Zhong Wen (Jackie Chan) is a Chinese police captain who is finding life getting the better of him as he wakes up in the back of a cab outside a nightclub. He pays the driver and manages to enter the establishment after negotiating the doorman, but inside he feels very out of place among the clubbers and bosses. However, it is one person he is there to see, and that's his daughter, Miao (Jing Tian), who is hanging out there because she knows the owner, Wu Jiang (Liu Ye) and partly to get back at her father for his perceived inadequacies in looking after her. Their conversation does not go well, but just as Wen is about to give up, he is distracted: a hostage situation can tend to have that effect.
Although this was titled Police Story: Lockdown, it was neither a sequel to the classic Police Story series that made Jackie Chan one of the biggest stars on the planet, nor was it a sequel to New Police Story which was a more serious reboot of the franchise that didn't quite take around ten years before. This may have been intended as another reboot, but it was difficult to tell; what wasn't difficult to make out was the fact that compared to the previous effort to bear this title, it was if anything even more grave, to the point of glum, with very little in the way of bright spots when once again in this late stage in his career Chan was seeking to demonstrate his thespian chops in a sincere manner.
Whether he actually needed to do so when he was so beloved for making audiences laugh and gasp, often simultaneously, was a different matter, and there was a sense of him pushing back against his image unnecessarily, as if he didn't quite trust the skills that brought him such enormous success, hitting a midlife crisis later than most men are supposed to, closer to a more pensionable age. With that in mind, perhaps a better title for Police Story: Lockdown would have been Crime Story: Lockdown, as it was in that vein of "I want you to take me very seriously" reshaping of a star who had hitherto been best known for his humorous antics, albeit not exclusively, but that was what had gathered his legions of adoring fans.

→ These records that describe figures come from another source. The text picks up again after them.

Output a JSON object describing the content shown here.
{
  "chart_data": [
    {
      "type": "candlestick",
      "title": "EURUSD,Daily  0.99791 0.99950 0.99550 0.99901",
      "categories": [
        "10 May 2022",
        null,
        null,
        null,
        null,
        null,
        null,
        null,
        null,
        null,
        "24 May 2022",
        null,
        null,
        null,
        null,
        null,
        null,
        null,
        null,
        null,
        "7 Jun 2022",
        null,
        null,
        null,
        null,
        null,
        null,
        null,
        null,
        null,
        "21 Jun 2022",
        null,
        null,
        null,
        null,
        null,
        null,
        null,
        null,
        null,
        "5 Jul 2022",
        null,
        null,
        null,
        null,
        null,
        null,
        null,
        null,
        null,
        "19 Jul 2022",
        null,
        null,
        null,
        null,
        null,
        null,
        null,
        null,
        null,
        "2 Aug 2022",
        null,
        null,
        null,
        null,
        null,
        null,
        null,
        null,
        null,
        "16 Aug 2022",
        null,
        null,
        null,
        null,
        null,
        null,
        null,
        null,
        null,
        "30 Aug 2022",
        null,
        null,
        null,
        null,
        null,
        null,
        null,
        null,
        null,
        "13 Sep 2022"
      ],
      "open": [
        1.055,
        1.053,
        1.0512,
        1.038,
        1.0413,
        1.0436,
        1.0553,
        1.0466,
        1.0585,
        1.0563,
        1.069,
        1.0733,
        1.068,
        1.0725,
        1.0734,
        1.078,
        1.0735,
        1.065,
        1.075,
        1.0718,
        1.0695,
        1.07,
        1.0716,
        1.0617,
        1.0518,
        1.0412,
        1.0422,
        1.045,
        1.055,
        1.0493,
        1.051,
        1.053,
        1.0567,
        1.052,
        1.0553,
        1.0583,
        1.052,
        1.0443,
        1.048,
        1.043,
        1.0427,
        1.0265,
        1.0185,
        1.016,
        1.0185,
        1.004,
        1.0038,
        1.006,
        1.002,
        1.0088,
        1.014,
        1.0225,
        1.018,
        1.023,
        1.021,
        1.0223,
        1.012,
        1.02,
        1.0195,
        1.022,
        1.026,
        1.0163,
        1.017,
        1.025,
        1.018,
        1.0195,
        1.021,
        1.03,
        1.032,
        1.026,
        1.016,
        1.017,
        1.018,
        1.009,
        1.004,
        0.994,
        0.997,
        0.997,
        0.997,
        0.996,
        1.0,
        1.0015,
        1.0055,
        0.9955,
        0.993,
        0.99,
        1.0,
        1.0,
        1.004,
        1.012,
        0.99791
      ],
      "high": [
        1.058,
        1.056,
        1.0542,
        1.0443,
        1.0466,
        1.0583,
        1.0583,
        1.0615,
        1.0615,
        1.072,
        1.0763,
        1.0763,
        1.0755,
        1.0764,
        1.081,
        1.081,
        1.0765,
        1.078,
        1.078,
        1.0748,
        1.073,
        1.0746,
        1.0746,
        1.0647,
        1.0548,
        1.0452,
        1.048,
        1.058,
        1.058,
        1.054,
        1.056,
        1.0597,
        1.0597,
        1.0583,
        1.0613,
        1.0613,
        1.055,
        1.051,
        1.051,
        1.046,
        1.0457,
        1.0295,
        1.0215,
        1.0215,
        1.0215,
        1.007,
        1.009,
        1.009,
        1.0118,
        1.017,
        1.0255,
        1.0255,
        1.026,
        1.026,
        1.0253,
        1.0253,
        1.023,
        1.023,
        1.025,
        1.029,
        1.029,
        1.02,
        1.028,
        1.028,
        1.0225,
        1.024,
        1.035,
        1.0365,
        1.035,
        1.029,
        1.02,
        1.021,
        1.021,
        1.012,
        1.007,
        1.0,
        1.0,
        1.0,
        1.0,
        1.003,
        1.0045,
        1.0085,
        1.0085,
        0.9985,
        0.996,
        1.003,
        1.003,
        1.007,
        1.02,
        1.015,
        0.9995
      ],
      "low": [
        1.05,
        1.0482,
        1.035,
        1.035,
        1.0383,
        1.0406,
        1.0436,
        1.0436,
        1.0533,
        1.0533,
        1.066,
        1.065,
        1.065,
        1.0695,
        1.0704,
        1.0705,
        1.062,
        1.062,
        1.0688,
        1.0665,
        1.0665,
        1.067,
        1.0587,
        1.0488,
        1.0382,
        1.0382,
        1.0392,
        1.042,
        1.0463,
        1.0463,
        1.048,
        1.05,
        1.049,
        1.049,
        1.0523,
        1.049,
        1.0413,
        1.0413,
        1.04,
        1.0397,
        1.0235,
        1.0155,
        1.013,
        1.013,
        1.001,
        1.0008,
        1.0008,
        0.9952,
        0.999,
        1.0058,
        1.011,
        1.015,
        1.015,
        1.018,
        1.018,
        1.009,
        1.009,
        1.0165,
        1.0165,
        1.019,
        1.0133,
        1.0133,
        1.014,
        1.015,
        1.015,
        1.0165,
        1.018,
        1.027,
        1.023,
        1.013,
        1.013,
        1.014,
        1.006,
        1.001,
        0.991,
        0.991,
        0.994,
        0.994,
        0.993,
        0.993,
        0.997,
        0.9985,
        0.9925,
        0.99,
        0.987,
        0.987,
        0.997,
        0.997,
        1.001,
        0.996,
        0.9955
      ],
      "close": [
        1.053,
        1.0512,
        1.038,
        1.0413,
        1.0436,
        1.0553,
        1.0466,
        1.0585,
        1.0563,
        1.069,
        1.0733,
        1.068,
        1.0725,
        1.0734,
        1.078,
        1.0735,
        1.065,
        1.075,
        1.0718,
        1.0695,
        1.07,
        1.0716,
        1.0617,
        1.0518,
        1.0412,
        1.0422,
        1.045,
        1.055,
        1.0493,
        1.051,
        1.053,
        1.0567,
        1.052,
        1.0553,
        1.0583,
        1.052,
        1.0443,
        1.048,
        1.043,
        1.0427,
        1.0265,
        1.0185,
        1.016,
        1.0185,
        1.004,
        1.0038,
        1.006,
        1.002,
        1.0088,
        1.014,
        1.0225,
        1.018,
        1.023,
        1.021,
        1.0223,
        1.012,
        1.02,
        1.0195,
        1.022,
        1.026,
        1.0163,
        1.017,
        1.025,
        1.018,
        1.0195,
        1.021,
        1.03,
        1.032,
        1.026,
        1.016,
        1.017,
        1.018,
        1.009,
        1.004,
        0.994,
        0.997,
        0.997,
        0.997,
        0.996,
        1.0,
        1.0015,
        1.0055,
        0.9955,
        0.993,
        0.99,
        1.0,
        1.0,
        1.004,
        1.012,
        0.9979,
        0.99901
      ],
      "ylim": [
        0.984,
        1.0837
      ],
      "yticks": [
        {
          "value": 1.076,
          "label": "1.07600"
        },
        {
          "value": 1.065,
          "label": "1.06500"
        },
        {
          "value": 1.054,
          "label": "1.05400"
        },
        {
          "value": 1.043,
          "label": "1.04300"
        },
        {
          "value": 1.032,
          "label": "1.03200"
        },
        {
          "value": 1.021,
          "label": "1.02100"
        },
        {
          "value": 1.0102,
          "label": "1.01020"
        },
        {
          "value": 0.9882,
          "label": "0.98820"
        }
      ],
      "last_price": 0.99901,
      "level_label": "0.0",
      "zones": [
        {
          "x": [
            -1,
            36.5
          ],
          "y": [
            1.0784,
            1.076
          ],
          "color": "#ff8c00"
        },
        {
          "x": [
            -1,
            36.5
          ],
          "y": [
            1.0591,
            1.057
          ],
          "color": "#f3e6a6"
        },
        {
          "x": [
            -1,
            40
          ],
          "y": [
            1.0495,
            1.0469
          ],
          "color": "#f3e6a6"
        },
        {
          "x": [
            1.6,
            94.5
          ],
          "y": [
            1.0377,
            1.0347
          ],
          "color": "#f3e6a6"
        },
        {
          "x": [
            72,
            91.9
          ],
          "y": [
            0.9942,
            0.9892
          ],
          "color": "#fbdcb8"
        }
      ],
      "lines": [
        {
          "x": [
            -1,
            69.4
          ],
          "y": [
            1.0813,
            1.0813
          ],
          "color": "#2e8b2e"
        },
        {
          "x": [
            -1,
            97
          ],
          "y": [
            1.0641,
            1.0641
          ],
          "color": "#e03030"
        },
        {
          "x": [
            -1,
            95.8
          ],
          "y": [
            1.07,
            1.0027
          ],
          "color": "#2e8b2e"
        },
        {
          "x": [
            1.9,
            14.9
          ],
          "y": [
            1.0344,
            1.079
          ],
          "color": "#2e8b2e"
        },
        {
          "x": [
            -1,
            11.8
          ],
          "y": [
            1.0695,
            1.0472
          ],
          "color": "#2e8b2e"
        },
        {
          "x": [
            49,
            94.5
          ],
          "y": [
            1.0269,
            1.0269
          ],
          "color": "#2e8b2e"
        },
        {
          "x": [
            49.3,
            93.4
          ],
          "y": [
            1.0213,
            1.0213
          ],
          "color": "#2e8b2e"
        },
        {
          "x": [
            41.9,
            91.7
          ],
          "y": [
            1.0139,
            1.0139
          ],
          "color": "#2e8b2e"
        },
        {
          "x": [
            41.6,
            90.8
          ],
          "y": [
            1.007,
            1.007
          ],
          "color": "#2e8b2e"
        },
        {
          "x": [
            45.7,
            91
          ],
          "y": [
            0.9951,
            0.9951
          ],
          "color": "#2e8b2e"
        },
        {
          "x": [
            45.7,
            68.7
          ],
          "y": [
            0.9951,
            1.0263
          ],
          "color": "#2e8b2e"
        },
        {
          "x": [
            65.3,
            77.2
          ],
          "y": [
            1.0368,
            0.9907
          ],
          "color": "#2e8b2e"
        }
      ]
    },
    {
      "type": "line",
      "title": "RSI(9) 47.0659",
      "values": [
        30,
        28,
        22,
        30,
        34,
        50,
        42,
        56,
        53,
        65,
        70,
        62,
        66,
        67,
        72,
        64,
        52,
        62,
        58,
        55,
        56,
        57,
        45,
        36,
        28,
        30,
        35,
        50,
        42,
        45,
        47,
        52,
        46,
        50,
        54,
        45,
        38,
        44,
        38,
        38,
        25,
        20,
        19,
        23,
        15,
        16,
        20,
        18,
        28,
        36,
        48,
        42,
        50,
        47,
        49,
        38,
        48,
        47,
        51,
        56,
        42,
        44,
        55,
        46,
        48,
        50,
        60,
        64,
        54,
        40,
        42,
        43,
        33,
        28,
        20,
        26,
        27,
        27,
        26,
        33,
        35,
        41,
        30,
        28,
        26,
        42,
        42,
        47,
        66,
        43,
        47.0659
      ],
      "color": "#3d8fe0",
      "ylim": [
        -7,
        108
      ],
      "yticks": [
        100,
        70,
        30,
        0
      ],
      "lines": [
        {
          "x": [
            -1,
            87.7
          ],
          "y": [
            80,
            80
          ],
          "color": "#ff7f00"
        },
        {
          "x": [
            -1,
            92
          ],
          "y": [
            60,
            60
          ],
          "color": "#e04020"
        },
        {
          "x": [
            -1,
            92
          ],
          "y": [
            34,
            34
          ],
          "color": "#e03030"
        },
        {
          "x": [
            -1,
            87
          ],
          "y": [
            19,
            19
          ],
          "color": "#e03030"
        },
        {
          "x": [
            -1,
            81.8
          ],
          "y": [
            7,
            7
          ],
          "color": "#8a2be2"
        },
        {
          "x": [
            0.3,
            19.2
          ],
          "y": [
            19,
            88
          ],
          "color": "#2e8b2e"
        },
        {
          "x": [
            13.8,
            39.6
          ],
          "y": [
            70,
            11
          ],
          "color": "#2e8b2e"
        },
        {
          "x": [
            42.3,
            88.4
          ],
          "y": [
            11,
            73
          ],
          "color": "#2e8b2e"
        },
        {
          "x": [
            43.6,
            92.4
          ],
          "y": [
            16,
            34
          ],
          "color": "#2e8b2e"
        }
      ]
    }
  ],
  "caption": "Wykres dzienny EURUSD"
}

In fact, this was more of a drama than a thriller, set largely in one location with occasional action flashbacks, with the main villain, mainland Chinese star Liu Ye (as opposed to a Hong Kong star like Chan), a curiously reserved and even passionless adversary for what was presumably intended to be an action flick of sorts. He had been acclaimed for his dramatic roles, so you imagine he was recruited to add the necessary gravitas to the proceedings, yet in effect the impression you took away was that you were not there to be entertained, you were there to muse over the mechanisms that brought citizens to break the law when they felt they were entirely justified to do so, no matter who might get hurt in the process. Wu does have his reasons for demanding to see a prisoner who has to be escorted to the nightclub, but are they worth putting the hostages' lives at risk to do so?
Well, no, would be the answer to that, but for someone with such a taciturn personality, Wu doesn’t seem to be thinking straight at all, which leaves Wen the man to stand up to him and try to persuade him to see the error of his ways. There was action here as Chan voiced his wish to present cage fighting in one of his films, which went about as well as you'd expect, with director Ding Sheng serving up some very twenty-first century combat where it was so fast edited that you or I could very well appear to be an accomplished martial artist should we be depicted in such a fashion, with every strike getting its own shot therefore cutting down the need to stage extended, one or two shot fights that Chan had been so adept with in the past. So miserable was Wen that we even started the film watching his apparent suicide, and that joyless mood, while well sustained, wasn't exactly amusing to witness. Diehard fans of Chan would need to see this, possibly thanks to the Police Story title, possibly to see where their idol's head was at as he entered his sixties. Music by Lao Zai.
[Kaleidoscope's DVD has a behind the scenes featurette and interviews as extras.]